Chris Lees, Research Officer, Money and Mental Health

Caught in a trap: Making it easier to leave a subscription

3 November 2021

Most of us will have a subscription to a service, like Netflix or Spotify, or to a product, like a newspaper or ingredient kit. Subscriptions can bring benefits but it can also be easy to get trapped in a subscription you no longer want or need. This can particularly impact people with mental health problems, who are more likely to have taken out a subscription compared to people without mental health problems. Common symptoms of mental health conditions, like increased impulsivity, can cause people to sign up to subscriptions they don’t need when unwell and can then make it harder to manage and cancel subscriptions. This can be made worse by companies hiding information about subscriptions or making it unnecessarily difficult to cancel them. 

We responded to a government consultation that looked at how rules and regulations could be changed to make subscriptions fairer. In the response we focused on three key areas of subscriptions – entering, managing and cancelling them.

1. People don’t always realise what they’re signing up for

All too often people can sign up to a subscription by mistake – two-fifths (39%) of Research Community members had signed up to one without realising. Companies can hide important information about the subscription in small print or terms and conditions, which people either don’t read or struggle to understand. It can often only take a few clicks to sign up to a subscription online and if someone is unwell, they might quickly click through without knowing what they’ve signed up for. This can be particularly true when companies offer customers a free trial to their service – a third (34%) of Research Community respondents had signed up to a free trial without realising they would be charged for the full subscription.

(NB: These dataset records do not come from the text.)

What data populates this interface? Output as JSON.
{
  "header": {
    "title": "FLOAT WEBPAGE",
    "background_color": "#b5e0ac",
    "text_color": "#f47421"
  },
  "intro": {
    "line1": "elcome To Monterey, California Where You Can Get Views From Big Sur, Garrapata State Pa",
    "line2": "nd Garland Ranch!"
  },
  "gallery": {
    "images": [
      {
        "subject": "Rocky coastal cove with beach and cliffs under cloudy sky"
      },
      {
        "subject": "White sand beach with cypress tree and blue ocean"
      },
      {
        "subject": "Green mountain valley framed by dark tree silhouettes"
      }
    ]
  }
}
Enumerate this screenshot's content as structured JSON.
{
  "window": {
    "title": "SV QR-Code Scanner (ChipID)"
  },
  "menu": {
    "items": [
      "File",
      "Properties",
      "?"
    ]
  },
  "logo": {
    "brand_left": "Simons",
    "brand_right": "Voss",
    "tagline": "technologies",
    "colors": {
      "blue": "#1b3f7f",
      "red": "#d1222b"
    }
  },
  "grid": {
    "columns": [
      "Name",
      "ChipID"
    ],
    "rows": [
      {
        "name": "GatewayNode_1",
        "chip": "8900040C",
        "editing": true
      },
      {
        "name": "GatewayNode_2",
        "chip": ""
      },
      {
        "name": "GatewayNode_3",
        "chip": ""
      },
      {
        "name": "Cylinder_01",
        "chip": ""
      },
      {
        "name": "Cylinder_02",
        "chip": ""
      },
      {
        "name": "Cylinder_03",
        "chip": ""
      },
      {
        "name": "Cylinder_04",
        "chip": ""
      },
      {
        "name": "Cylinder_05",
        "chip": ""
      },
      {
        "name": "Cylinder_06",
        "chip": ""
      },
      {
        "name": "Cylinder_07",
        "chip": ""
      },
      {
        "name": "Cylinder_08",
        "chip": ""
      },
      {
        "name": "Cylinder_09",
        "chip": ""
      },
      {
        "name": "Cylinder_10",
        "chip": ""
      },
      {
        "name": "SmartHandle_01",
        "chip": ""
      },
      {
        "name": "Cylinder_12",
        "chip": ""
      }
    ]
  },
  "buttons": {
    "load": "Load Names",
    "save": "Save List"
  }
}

“Sometimes I sign up for things I don’t need or want while in a bad mental health state.” Expert by experience

2. Getting trapped with a subscription

Once you’ve signed up to a subscription, whether you realise it or not, it can be hard to remember  to cancel it if you no longer need or use it. This can be especially difficult for people who struggle with their memory as a result of their mental health problem. And while a free trial can allow you to test a service, it can then be costly if you forget to cancel it before the trial ends —  something over half (55%) of Research Community members had experienced. People with mental health problems are more likely to be in financial difficulty and so ongoing subscriptions can put pressure on already stretched budgets. 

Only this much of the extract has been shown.